As the main editor of the 100 Days Data Economy series, I was given the task to collect the most important lessons from the journey in one post. To make my task a lot easier, Toni (post #96) and Jussi (post #97) wrote their own curated wisdom as takeaways in the previous posts just like me. This post collects all the most important learnings in one set.
We could have easily listed 100 things to consider, but instead, we decided to pick just the 10 most important based on our experiences from around 200+ data economy cases.
Here are the 10 guidelines for success in the data economy.
1. Start with low-hanging opportunities
The data utilization needs to start with the business use cases and the easiest ones that are almost immediately possible to implement. If your strategy or vision contains entities that are 100% data-based, make sure that top management knows and speaks for it naturally.
2. Select Tech based on business needs
Choose technologies according to your business needs, avoid technology vendor locks, and try to promote the ability to change at the business level by all means. Before you invite technicians to a discussion, make sure you have a business case and business needs defined.
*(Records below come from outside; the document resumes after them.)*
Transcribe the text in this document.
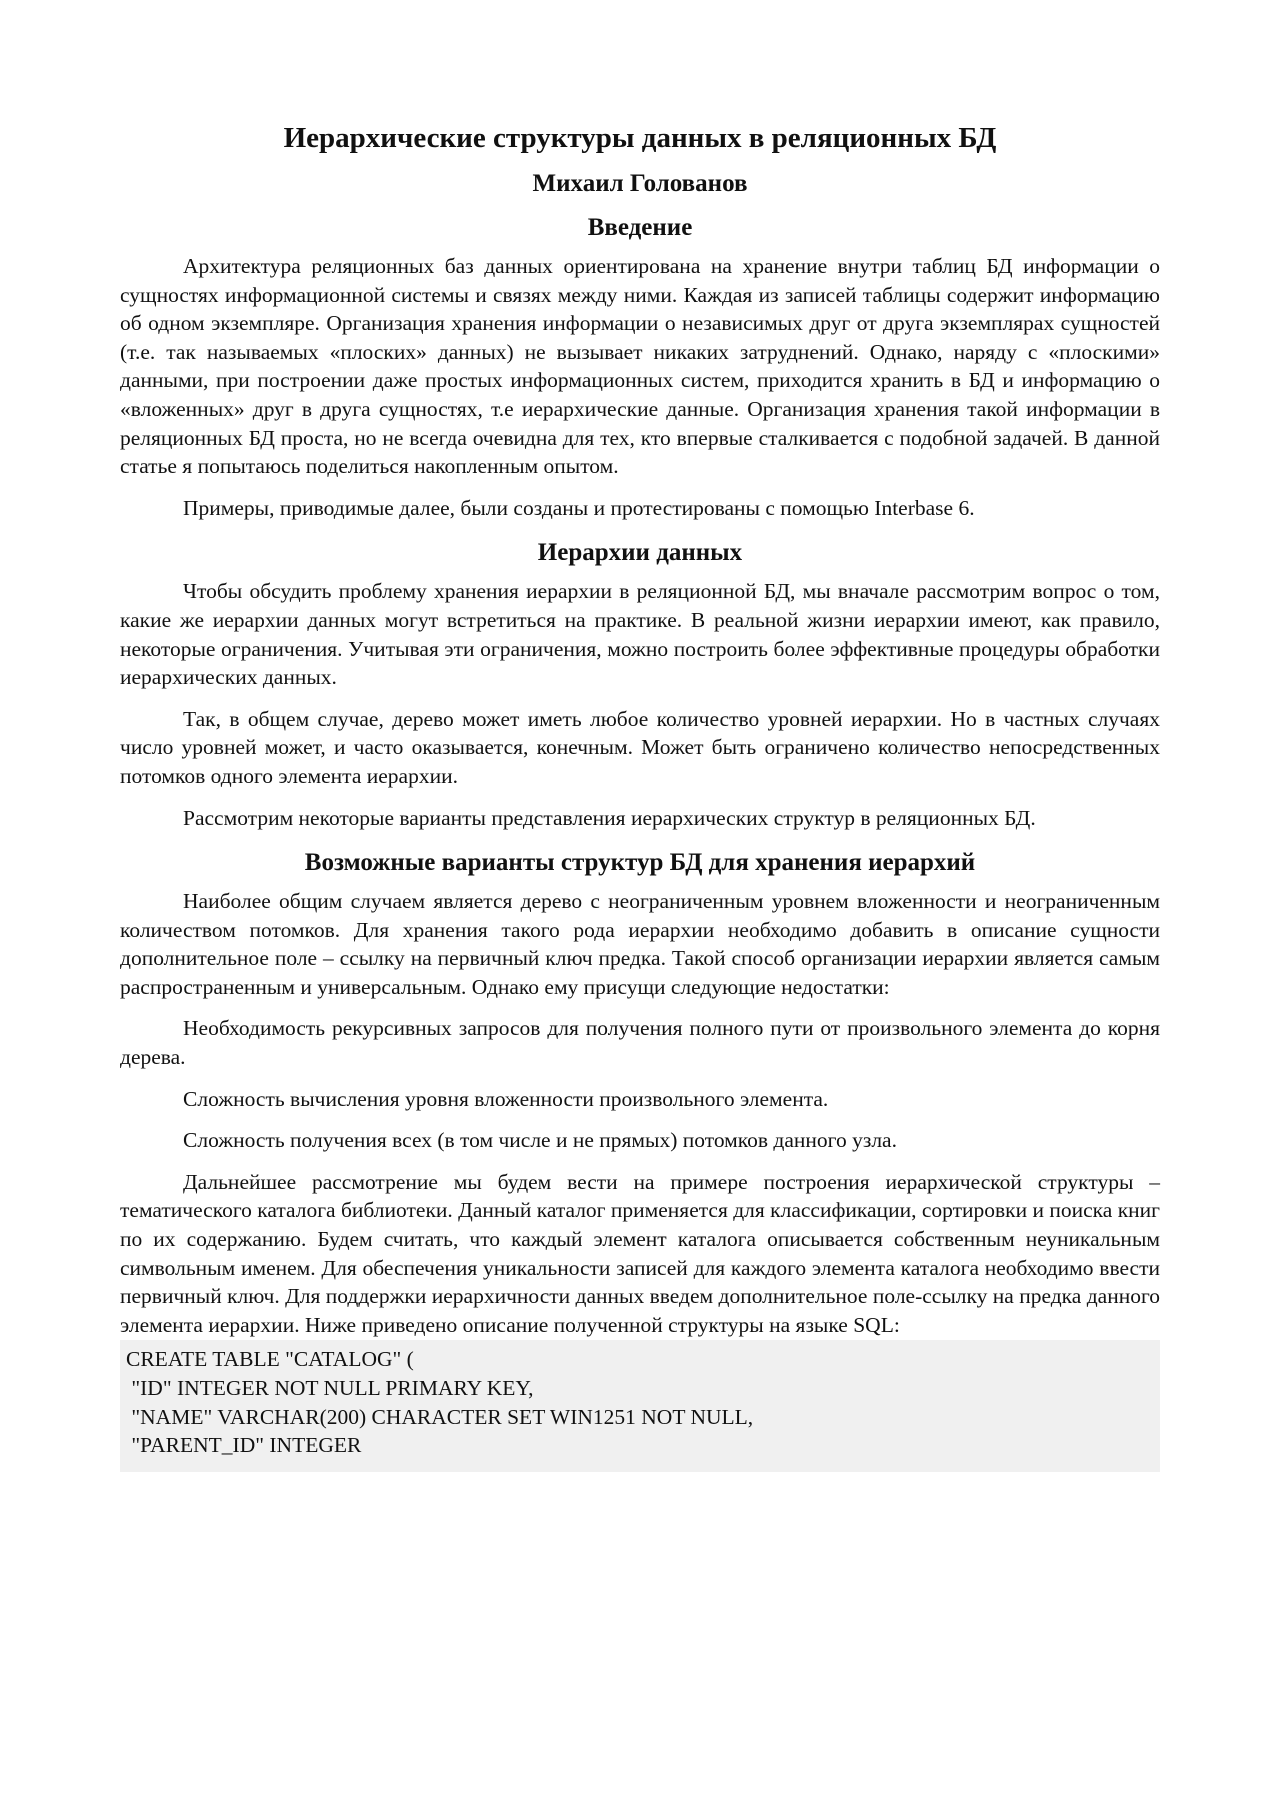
Иерархические структуры данных в реляционных БД
Михаил Голованов
Введение

Архитектура реляционных баз данных ориентирована на хранение внутри таблиц БД информации о сущностях информационной системы и связях между ними. Каждая из записей таблицы содержит информацию об одном экземпляре. Организация хранения информации о независимых друг от друга экземплярах сущностей (т.е. так называемых «плоских» данных) не вызывает никаких затруднений. Однако, наряду с «плоскими» данными, при построении даже простых информационных систем, приходится хранить в БД и информацию о «вложенных» друг в друга сущностях, т.е иерархические данные. Организация хранения такой информации в реляционных БД проста, но не всегда очевидна для тех, кто впервые сталкивается с подобной задачей. В данной статье я попытаюсь поделиться накопленным опытом.

Примеры, приводимые далее, были созданы и протестированы с помощью Interbase 6.

Иерархии данных

Чтобы обсудить проблему хранения иерархии в реляционной БД, мы вначале рассмотрим вопрос о том, какие же иерархии данных могут встретиться на практике. В реальной жизни иерархии имеют, как правило, некоторые ограничения. Учитывая эти ограничения, можно построить более эффективные процедуры обработки иерархических данных.

Так, в общем случае, дерево может иметь любое количество уровней иерархии. Но в частных случаях число уровней может, и часто оказывается, конечным. Может быть ограничено количество непосредственных потомков одного элемента иерархии.

Рассмотрим некоторые варианты представления иерархических структур в реляционных БД.

Возможные варианты структур БД для хранения иерархий

Наиболее общим случаем является дерево с неограниченным уровнем вложенности и неограниченным количеством потомков. Для хранения такого рода иерархии необходимо добавить в описание сущности дополнительное поле – ссылку на первичный ключ предка. Такой способ организации иерархии является самым распространенным и универсальным. Однако ему присущи следующие недостатки:

Необходимость рекурсивных запросов для получения полного пути от произвольного элемента до корня дерева.

Сложность вычисления уровня вложенности произвольного элемента.

Сложность получения всех (в том числе и не прямых) потомков данного узла.

Дальнейшее рассмотрение мы будем вести на примере построения иерархической структуры – тематического каталога библиотеки. Данный каталог применяется для классификации, сортировки и поиска книг по их содержанию. Будем считать, что каждый элемент каталога описывается собственным неуникальным символьным именем. Для обеспечения уникальности записей для каждого элемента каталога необходимо ввести первичный ключ. Для поддержки иерархичности данных введем дополнительное поле-ссылку на предка данного элемента иерархии. Ниже приведено описание полученной структуры на языке SQL:

CREATE TABLE "CATALOG" (
"ID" INTEGER NOT NULL PRIMARY KEY,
"NAME" VARCHAR(200) CHARACTER SET WIN1251 NOT NULL,
"PARENT_ID" INTEGER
3. DOn't become data hoarder
Don’t just collect data. If the data cannot be used, it is a major cost for you and the real value of the data remains just an imagination for your business. It is an indisputable fact that companies where management does not take part in or take responsibility for the design of data models, even at the highest design level, are left out of the tsunami of the data economy.
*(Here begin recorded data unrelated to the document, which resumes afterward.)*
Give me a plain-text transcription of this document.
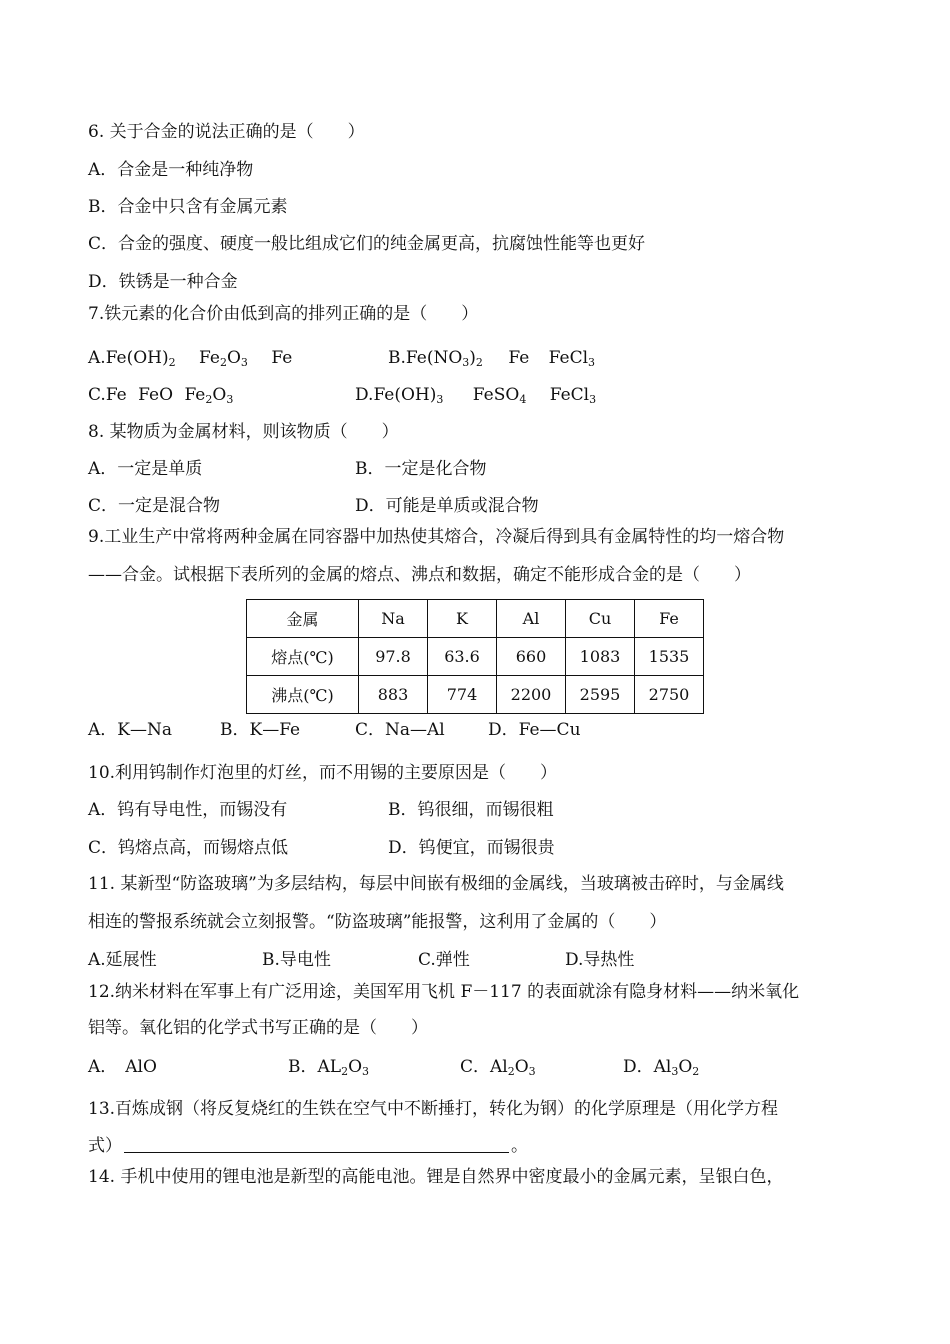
6. 关于合金的说法正确的是（　　）
A．合金是一种纯净物
B．合金中只含有金属元素
C．合金的强度、硬度一般比组成它们的纯金属更高，抗腐蚀性能等也更好
D．铁锈是一种合金
7.铁元素的化合价由低到高的排列正确的是（　　）
$A.Fe(OH)_2$ $Fe_2O_3$ Fe	$B.Fe(NO_3)_2$ Fe FeCl$_3$
C.Fe FeO $Fe_2O_3$	$D.Fe(OH)_3$ FeSO$_4$ FeCl$_3$
8. 某物质为金属材料，则该物质（　　）
A．一定是单质	B．一定是化合物
C．一定是混合物	D．可能是单质或混合物
9.工业生产中常将两种金属在同容器中加热使其熔合，冷凝后得到具有金属特性的均一熔合物
——合金。试根据下表所列的金属的熔点、沸点和数据，确定不能形成合金的是（　　）
金属	Na	K	Al	Cu	Fe
熔点(℃)	97.8	63.6	660	1083	1535
沸点(℃)	883	774	2200	2595	2750
A．K—Na	B．K—Fe	C．Na—Al	D．Fe—Cu
10.利用钨制作灯泡里的灯丝，而不用锡的主要原因是（　　）
A．钨有导电性，而锡没有	B．钨很细，而锡很粗
C．钨熔点高，而锡熔点低	D．钨便宜，而锡很贵
11. 某新型“防盗玻璃”为多层结构，每层中间嵌有极细的金属线，当玻璃被击碎时，与金属线
相连的警报系统就会立刻报警。“防盗玻璃”能报警，这利用了金属的（　　）
A.延展性	B.导电性	C.弹性	D.导热性
12.纳米材料在军事上有广泛用途，美国军用飞机 F－117 的表面就涂有隐身材料——纳米氧化
铝等。氧化铝的化学式书写正确的是（　　）
A． AlO	B．$AL_2O_3$	C．$Al_2O_3$	D．$Al_3O_2$
13.百炼成钢（将反复烧红的生铁在空气中不断捶打，转化为钢）的化学原理是（用化学方程
式）	。
14. 手机中使用的锂电池是新型的高能电池。锂是自然界中密度最小的金属元素，呈银白色，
4. The customer defines the created value
Follow the old golden rule of keeping your focus on the customer's needs. It is easy to fall into a trap and "internally invent" features and benefits. It's easy: if you look inside, you get insider input. If you move your focus outside, you get fresh lucrative paying customer input. In the data economy the customer is driving the value creation which you enable.
5. Design first to avoid costly mistakes
Don't try to guess what the customer needs, interact constantly with them to nail it and improve your offering over time. Know your customer! You should always mock the solution first, then verify the value and fit with the customer. Only after that proceed to implementation!
6. Apply product thinking to your data
Data monetization requires hard work and a systematic approach. Current hot concepts like Data Mesh and Data Fabric both include data products in the core. One crucial element is to treat your data as products. Productize data internally to maximize speed and reuse capabilities. Servitize data to maximize partner network and customer value. Hire data product owner(s) and start refining a value-creating portfolio of data products and services.
7. Good enough data quality
Good data quality is the foundation of business but the responsibility for example determining good enough data quality lies primarily with the business operations, not so much with data management. Resources should not be wasted is a nominal quality work that does not have a value-creating business goal and impact.
8. Start Breaking down silos
The greatest obstacle is the same eternal even today; access to data. If data utilization has been identified as a necessary competitive advantage for today’s business, then why is it so darn difficult to access the data we need? Digital transformation should start by focusing on breaking down your data silos.
9. Transparency is the key pillar of Customer trust
Transparency is the key thing when building customer trust. People should be given control over what data is collected from them and told transparently how their data is being used and by who. Fostering trust is the new business imperative.
10. Assume personal data to be there
Currently, the data landscape is changing rapidly and we humans are involved in the process as data creators as well as consumers. Legal frameworks such as GDPR define boundaries for how to deal with personal data. More often a person can be identified from the data and thus privacy issues have arisen more and more. You should prepare processes and development in a way that you always assume personal data and privacy issues to be present next to IPR issues. Winners will have the capability to manage personal and industrial data with the same process without hiccups.